Wallace & Gromit have since moved on to occasional full-length features. The world of animation has moved on too, to a place where it's all too easy to be jaded about what can be rendered at the touch of a button And while underappreciated toil does go into great-looking computer animation, there's still something alluring and mind-boggling about stop motion, about the knowledge that every object you see on screen was physically built, and every movement created by hand, one painstaking frame at a time.
So yeah, the newest Wallace & Gromit movie, Vengeance Most Fowl, still wowed me. At 79 minutes, it's certainly short for a modern movie -- even an animated one. But at 24 hand-staged frames per second, 60 seconds per minute, the visual marvel of the movie becomes quickly apparent.

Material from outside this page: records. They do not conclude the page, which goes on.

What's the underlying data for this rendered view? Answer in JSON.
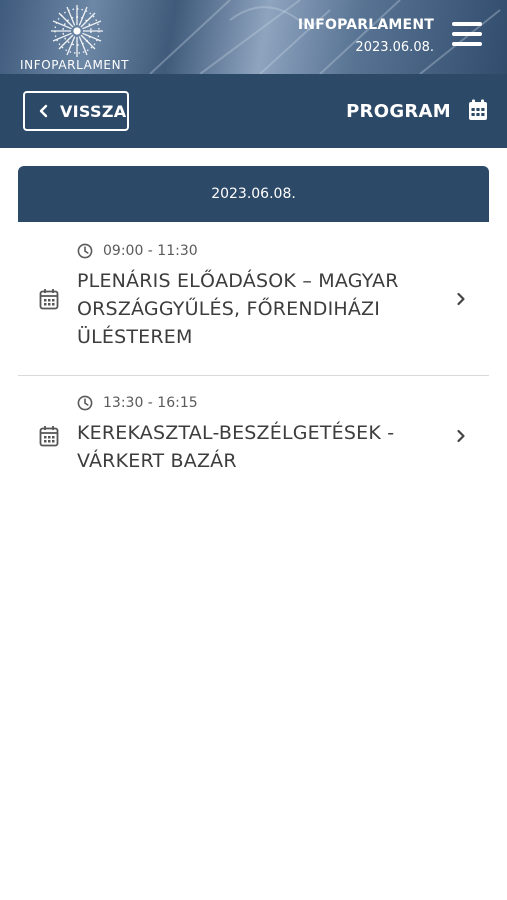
{
  "header": {
    "logo_text": "INFOPARLAMENT",
    "app_title": "INFOPARLAMENT",
    "date": "2023.06.08."
  },
  "navbar": {
    "back_label": "VISSZA",
    "title": "PROGRAM"
  },
  "program": {
    "date": "2023.06.08.",
    "items": [
      {
        "time": "09:00 - 11:30",
        "title": "PLENÁRIS ELŐADÁSOK – MAGYAR ORSZÁGGYŰLÉS, FŐRENDIHÁZI ÜLÉSTEREM"
      },
      {
        "time": "13:30 - 16:15",
        "title": "KEREKASZTAL-BESZÉLGETÉSEK - VÁRKERT BAZÁR"
      }
    ]
  },
  "icons": {
    "menu": "hamburger-icon",
    "back": "chevron-left-icon",
    "calendar": "calendar-icon",
    "clock": "clock-icon",
    "row_arrow": "chevron-right-icon"
  },
  "colors": {
    "primary": "#2d4968",
    "text": "#3d3d3d",
    "divider": "#d9d9d9"
  }
}
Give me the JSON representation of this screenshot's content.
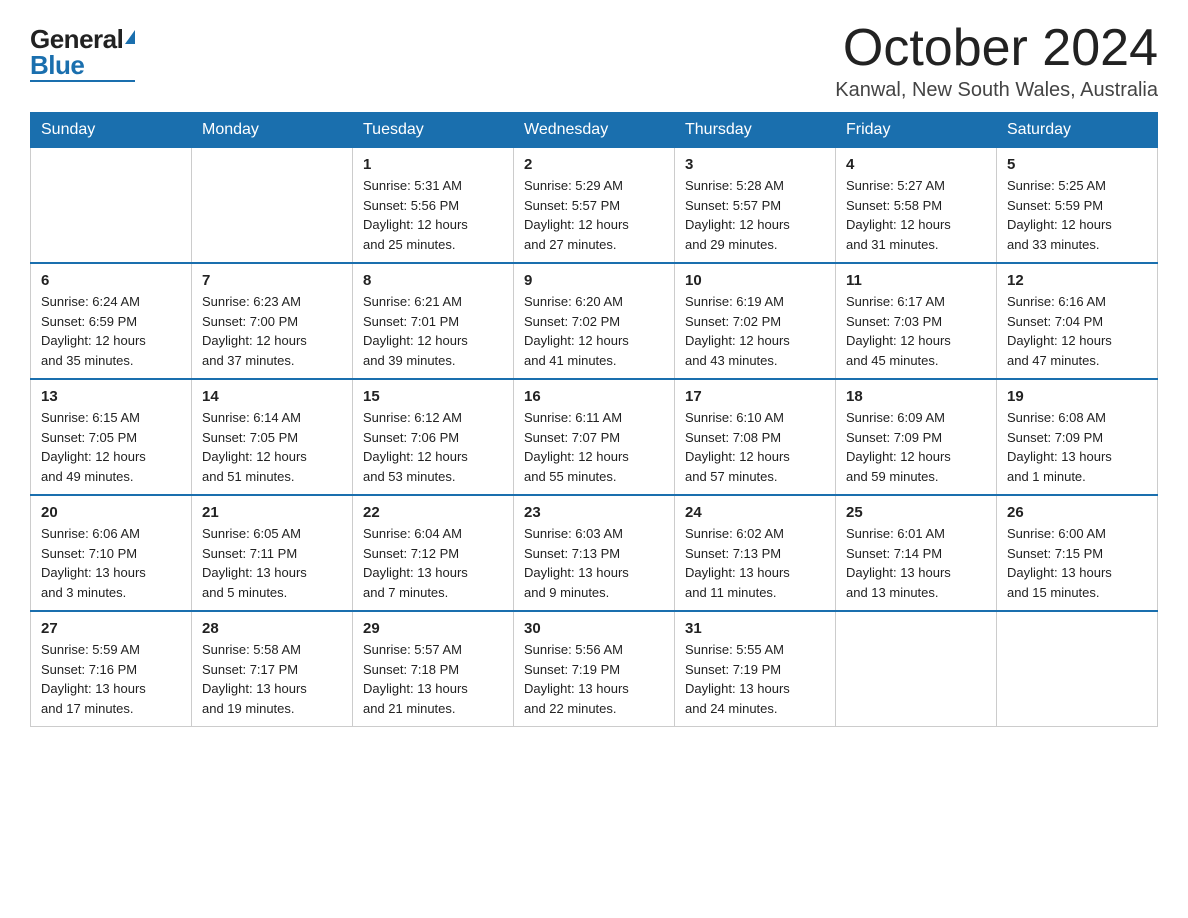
{
  "logo": {
    "general": "General",
    "blue": "Blue"
  },
  "title": "October 2024",
  "subtitle": "Kanwal, New South Wales, Australia",
  "days_of_week": [
    "Sunday",
    "Monday",
    "Tuesday",
    "Wednesday",
    "Thursday",
    "Friday",
    "Saturday"
  ],
  "weeks": [
    [
      {
        "day": "",
        "info": ""
      },
      {
        "day": "",
        "info": ""
      },
      {
        "day": "1",
        "info": "Sunrise: 5:31 AM\nSunset: 5:56 PM\nDaylight: 12 hours\nand 25 minutes."
      },
      {
        "day": "2",
        "info": "Sunrise: 5:29 AM\nSunset: 5:57 PM\nDaylight: 12 hours\nand 27 minutes."
      },
      {
        "day": "3",
        "info": "Sunrise: 5:28 AM\nSunset: 5:57 PM\nDaylight: 12 hours\nand 29 minutes."
      },
      {
        "day": "4",
        "info": "Sunrise: 5:27 AM\nSunset: 5:58 PM\nDaylight: 12 hours\nand 31 minutes."
      },
      {
        "day": "5",
        "info": "Sunrise: 5:25 AM\nSunset: 5:59 PM\nDaylight: 12 hours\nand 33 minutes."
      }
    ],
    [
      {
        "day": "6",
        "info": "Sunrise: 6:24 AM\nSunset: 6:59 PM\nDaylight: 12 hours\nand 35 minutes."
      },
      {
        "day": "7",
        "info": "Sunrise: 6:23 AM\nSunset: 7:00 PM\nDaylight: 12 hours\nand 37 minutes."
      },
      {
        "day": "8",
        "info": "Sunrise: 6:21 AM\nSunset: 7:01 PM\nDaylight: 12 hours\nand 39 minutes."
      },
      {
        "day": "9",
        "info": "Sunrise: 6:20 AM\nSunset: 7:02 PM\nDaylight: 12 hours\nand 41 minutes."
      },
      {
        "day": "10",
        "info": "Sunrise: 6:19 AM\nSunset: 7:02 PM\nDaylight: 12 hours\nand 43 minutes."
      },
      {
        "day": "11",
        "info": "Sunrise: 6:17 AM\nSunset: 7:03 PM\nDaylight: 12 hours\nand 45 minutes."
      },
      {
        "day": "12",
        "info": "Sunrise: 6:16 AM\nSunset: 7:04 PM\nDaylight: 12 hours\nand 47 minutes."
      }
    ],
    [
      {
        "day": "13",
        "info": "Sunrise: 6:15 AM\nSunset: 7:05 PM\nDaylight: 12 hours\nand 49 minutes."
      },
      {
        "day": "14",
        "info": "Sunrise: 6:14 AM\nSunset: 7:05 PM\nDaylight: 12 hours\nand 51 minutes."
      },
      {
        "day": "15",
        "info": "Sunrise: 6:12 AM\nSunset: 7:06 PM\nDaylight: 12 hours\nand 53 minutes."
      },
      {
        "day": "16",
        "info": "Sunrise: 6:11 AM\nSunset: 7:07 PM\nDaylight: 12 hours\nand 55 minutes."
      },
      {
        "day": "17",
        "info": "Sunrise: 6:10 AM\nSunset: 7:08 PM\nDaylight: 12 hours\nand 57 minutes."
      },
      {
        "day": "18",
        "info": "Sunrise: 6:09 AM\nSunset: 7:09 PM\nDaylight: 12 hours\nand 59 minutes."
      },
      {
        "day": "19",
        "info": "Sunrise: 6:08 AM\nSunset: 7:09 PM\nDaylight: 13 hours\nand 1 minute."
      }
    ],
    [
      {
        "day": "20",
        "info": "Sunrise: 6:06 AM\nSunset: 7:10 PM\nDaylight: 13 hours\nand 3 minutes."
      },
      {
        "day": "21",
        "info": "Sunrise: 6:05 AM\nSunset: 7:11 PM\nDaylight: 13 hours\nand 5 minutes."
      },
      {
        "day": "22",
        "info": "Sunrise: 6:04 AM\nSunset: 7:12 PM\nDaylight: 13 hours\nand 7 minutes."
      },
      {
        "day": "23",
        "info": "Sunrise: 6:03 AM\nSunset: 7:13 PM\nDaylight: 13 hours\nand 9 minutes."
      },
      {
        "day": "24",
        "info": "Sunrise: 6:02 AM\nSunset: 7:13 PM\nDaylight: 13 hours\nand 11 minutes."
      },
      {
        "day": "25",
        "info": "Sunrise: 6:01 AM\nSunset: 7:14 PM\nDaylight: 13 hours\nand 13 minutes."
      },
      {
        "day": "26",
        "info": "Sunrise: 6:00 AM\nSunset: 7:15 PM\nDaylight: 13 hours\nand 15 minutes."
      }
    ],
    [
      {
        "day": "27",
        "info": "Sunrise: 5:59 AM\nSunset: 7:16 PM\nDaylight: 13 hours\nand 17 minutes."
      },
      {
        "day": "28",
        "info": "Sunrise: 5:58 AM\nSunset: 7:17 PM\nDaylight: 13 hours\nand 19 minutes."
      },
      {
        "day": "29",
        "info": "Sunrise: 5:57 AM\nSunset: 7:18 PM\nDaylight: 13 hours\nand 21 minutes."
      },
      {
        "day": "30",
        "info": "Sunrise: 5:56 AM\nSunset: 7:19 PM\nDaylight: 13 hours\nand 22 minutes."
      },
      {
        "day": "31",
        "info": "Sunrise: 5:55 AM\nSunset: 7:19 PM\nDaylight: 13 hours\nand 24 minutes."
      },
      {
        "day": "",
        "info": ""
      },
      {
        "day": "",
        "info": ""
      }
    ]
  ]
}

As with all movies from Aardman Animations (Wallace & Gromit films included), the script seems written specifically to stretch -- to the breaking point -- the boundaries of what seems possible in stop motion. Vengeance Most Fowl includes scenes with dozens of moving characters (moving in perfect unison!). It extensively features water, carefully dripping off or pooling on surfaces. A spectacular finale is set in a massive environment that could only have been achieved using an enormous filming stage... or a carefully crafted series of models in a staggering number of different scales. (That's part of the charm; you can't be exactly sure how they pulled it off.)
For long time Wallace & Gromit fans -- or people who now watch those original three short films that started it all -- Vengeance Most Fowl is also rewarding for bringing back an established character (seeking the titular vengeance). Yet despite this, story isn't a particularly strong aspect of the film. As I said, a key element of a Wallace & Gromit script is the set pieces that showcase what the animators can do. It feels like a summer blockbuster in that respect, the story spackled in between the big action.
The other key element of a Wallace & Gromit story is just how much Gromit the dog suffers in silence. Yes, stop-motion animation is by definition a "cartoon," but Wallace & Gromit is always especially cartoonish in how little its characters change and how much everything adheres to formula. 30-some years later, I'm a bit less charmed by that formula, and I find it slightly harder to laugh at the treatment of poor, put-upon Gromit.
But any shortage of charm in the storytelling is more than compensated for by the spectacle of the animation. So ultimately, I really enjoyed Wallace & Gromit: Vengeance Most Fowl. It just misses out on my Top 10 Movie list for 2024 (though if I'd watched it sooner, it would have enjoyed a short stint there before being displaced). I give the movie a B+.